Today we only show what /api/blast/databases returns, so the operator
cannot discover that, e.g., refseq_rna is a thing NCBI exposes.
User-facing change¶
- The Standard / rRNA·ITS / Genomic+transcript tabs now show the full NCBI reference catalogue alongside what is actually downloaded.
- The tab badge reads
"<downloaded> /+<catalogue>"— e.g. the Standard tab on a fresh cluster shows2 /+11, meaning the operator has two databases in storage and eleven more they could choose to add. The+Nportion is grey so the eye still anchors on the downloaded count. - The dropdown now uses two
<optgroup>s: In storage (ready) lists the immediately submittable databases (unchanged behaviour); Available from NCBI (not downloaded yet) lists the catalogue gap as disabled options so the operator can read the canonical NCBI labels, sizes and short descriptions without being able to submit against a database that is not yet downloaded. - A small "Add one from the Dashboard Storage card" hint sits below the
dropdown whenever the catalogue gap is non-empty, linking to
/(the Storage card already drives the actual download). - The categorisation regex has been tightened so
refseq_*databases now surface under Standard databases (matching NCBI), and the newwgs/tsa/est/refseq_genomes/refseq_reference_genomesentries surface under Genomic + transcript.
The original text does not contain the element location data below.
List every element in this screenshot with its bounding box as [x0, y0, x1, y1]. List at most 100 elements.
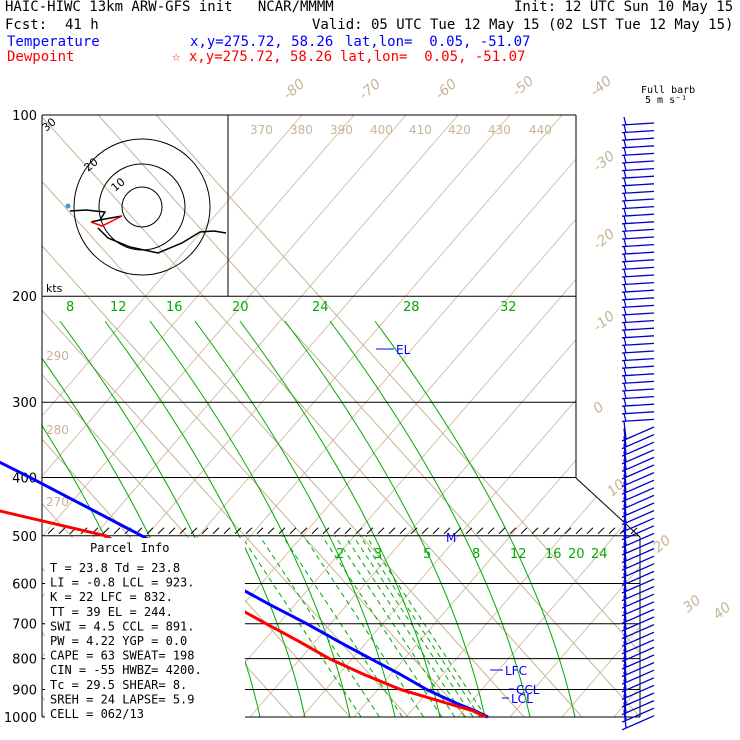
wind-barb-flag: [623, 268, 627, 278]
wind-barb-flag: [623, 451, 627, 470]
isotherm-label: -40: [587, 73, 615, 100]
wind-barb-flag: [623, 648, 627, 668]
wind-barb: [621, 183, 655, 187]
hatch-mark: [377, 527, 385, 535]
parcel-info-row: TT = 39 EL = 244.: [50, 605, 173, 619]
hatch-mark: [278, 527, 286, 535]
wind-barb: [621, 426, 655, 442]
wind-barb-flag: [623, 641, 627, 660]
wind-barb: [621, 411, 655, 415]
wind-barb: [621, 251, 655, 255]
hatch-mark: [168, 527, 176, 535]
isotherm-label: -50: [509, 73, 537, 100]
dry-adiabat-line: [42, 115, 459, 717]
wind-barb-flag: [623, 428, 627, 447]
hatch-mark: [498, 527, 506, 535]
wind-barb: [621, 281, 655, 286]
level-marker-lfc: LFC: [505, 664, 527, 678]
hodograph-trace-red: [90, 215, 123, 227]
level-marker-lcl: LCL: [511, 692, 533, 706]
temperature-xy: x,y=275.72, 58.26: [190, 34, 334, 50]
wind-barb: [621, 456, 655, 472]
moist-adiabat-line: [149, 320, 351, 717]
wind-barb: [621, 137, 655, 141]
hatch-mark: [630, 527, 638, 535]
hatch-mark: [47, 527, 55, 535]
wind-barb-flag: [623, 132, 627, 141]
dry-adiabat-line: [42, 115, 355, 717]
hatch-mark: [102, 527, 110, 535]
mixing-ratio-line: [303, 535, 424, 717]
wind-barb-flag: [623, 147, 627, 156]
legend-dewpoint: Dewpoint: [7, 49, 75, 65]
wind-barb: [621, 601, 655, 617]
hodograph-ring: [73, 138, 211, 276]
wind-barb-flag: [623, 208, 627, 217]
wind-barb: [621, 472, 655, 488]
wind-barb-flag: [623, 709, 627, 728]
isotherm-label: 20: [650, 532, 674, 556]
wind-barb-flag: [623, 565, 627, 584]
parcel-info-row: PW = 4.22 YGP = 0.0: [50, 634, 187, 648]
wind-barb: [621, 335, 655, 339]
hodograph-storm-motion: [65, 203, 71, 209]
moist-adiabat-line: [329, 320, 531, 717]
wind-barb-flag: [623, 367, 627, 376]
mixing-ratio-line: [259, 535, 380, 717]
isotherm-line: [42, 115, 525, 717]
wind-barb: [621, 548, 655, 564]
parcel-info-row: CELL = 062/13: [50, 707, 144, 721]
dry-adiabat-line: [353, 115, 640, 717]
wind-barb: [621, 266, 655, 271]
pressure-label: 300: [12, 396, 37, 411]
wind-barb-flag: [623, 474, 627, 493]
mixing-ratio-label: 28: [403, 300, 420, 315]
theta-label: 420: [448, 123, 471, 137]
wind-barb-flag: [623, 413, 627, 422]
wind-barb-flag: [623, 686, 627, 706]
wind-barb: [621, 654, 655, 670]
hatch-mark: [454, 527, 462, 535]
wind-barbs: [621, 116, 655, 731]
wind-barb-flag: [623, 572, 627, 592]
hatch-mark: [608, 527, 616, 535]
wind-barb: [621, 662, 655, 678]
hatch-mark: [410, 527, 418, 535]
hatch-mark: [58, 527, 66, 535]
wind-barb: [621, 403, 655, 407]
wind-barb-flag: [623, 496, 627, 516]
forecast-label: Fcst:: [5, 17, 48, 33]
wind-barb: [621, 319, 655, 324]
dewpoint-xy: ☆ x,y=275.72, 58.26: [172, 49, 333, 65]
pressure-label: 700: [12, 618, 37, 633]
mixing-ratio-label: 8: [66, 300, 74, 315]
hodograph-trace: [69, 209, 123, 223]
wind-barb: [621, 395, 655, 400]
theta-label: 290: [46, 349, 69, 363]
mixing-ratio-line: [344, 535, 466, 717]
wind-barb-flag: [623, 215, 627, 224]
level-marker-el: EL: [396, 343, 411, 357]
wind-barb: [621, 646, 655, 662]
wind-barb-flag: [623, 512, 627, 531]
wind-barb: [621, 350, 655, 354]
hatch-mark: [344, 527, 352, 535]
pressure-label: 500: [12, 530, 37, 545]
wind-barb: [621, 205, 655, 210]
valid-time: Valid: 05 UTC Tue 12 May 15 (02 LST Tue …: [312, 17, 734, 33]
wind-barb: [621, 152, 655, 157]
hatch-mark: [432, 527, 440, 535]
pressure-label: 900: [12, 683, 37, 698]
right-axis-slant: [575, 477, 641, 538]
mixing-ratio-line: [240, 535, 362, 717]
isotherm-line: [42, 115, 351, 717]
theta-label: 370: [250, 123, 273, 137]
hatch-mark: [146, 527, 154, 535]
hatch-mark: [597, 527, 605, 535]
wind-barb-flag: [623, 519, 627, 538]
wind-barb-flag: [623, 337, 627, 346]
parcel-panel: [45, 538, 245, 718]
wind-barb-flag: [623, 246, 627, 255]
parcel-info-row: CAPE = 63 SWEAT= 198: [50, 649, 195, 663]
No backend or infra changes — the catalogue is the existing
DB_CATALOG in web/src/components/cards/storageDbCatalog.ts,
extended with NCBI's standard nucleotide list.
Diff summary¶
web/src/components/cards/storageDbCatalog.ts- +14 catalogue entries:
refseq_select,refseq_rna,refseq_reference_genomes,refseq_genomes,wgs,est,sra,tsa,tls,htgs,pat,RefSeq_Gene,gss,dbsts,pdb,28S_fungal_sequences. Sizes are NCBI's 2026 published figures, rounded conservatively (they only drive the download UX). web/src/pages/blastSubmit/DatabaseSection.tsxdatabaseCategoryByName(name, source)extracted so it can classify both downloadedBlastDatabaserecords and catalogue strings.notDownloadedCatalogue(category, downloaded, programType)filtersDB_CATALOGby category + nucleotide/protein type and drops anything already in storage.- Per-tab badge now shows downloaded + faded catalogue count, with a
descriptive
titletooltip. - Dropdown re-rendered with
<optgroup>s for "in storage" and "available from NCBI" (the latter disabled). - Helper hint with a
Downloadicon links to/when the catalogue gap is non-empty. web/src/theme/glass.css.blast-search-set-tab__hint(faded+Ncount beside the badge)..blast-db-add-hint(dashed accent-tinted helper banner under the dropdown).
Validation¶
cd web && npx tsc --noEmit→ clean.cd web && npx eslint --max-warnings 0 src/pages/blastSubmit/DatabaseSection.tsx src/components/cards/storageDbCatalog.ts→ clean.cd web && npm run build→ built in ~8 s.cd web && npx vitest run→ 19 files, 185 tests passed.- Manual (Playwright + screenshot): Standard tab now shows
2 /+11, the dropdown listscore_ntandelb_compare_tinyunder "In storage" and eleven NCBI databases under "Available from NCBI" (each suffixed with— Not downloaded). Helper hint reads "11 more NCBI nucleotide databases are listed above as reference. Add one from the Dashboard Storage card to make it submittable."
Out of scope¶
- Auto-triggering downloads from the submit page. The Storage card already owns the download flow and the catalogue size estimates here intentionally route the operator through that flow.
- Protein-side catalogue beyond
pdb(the NCBI screenshot the user referenced was the nucleotide tab).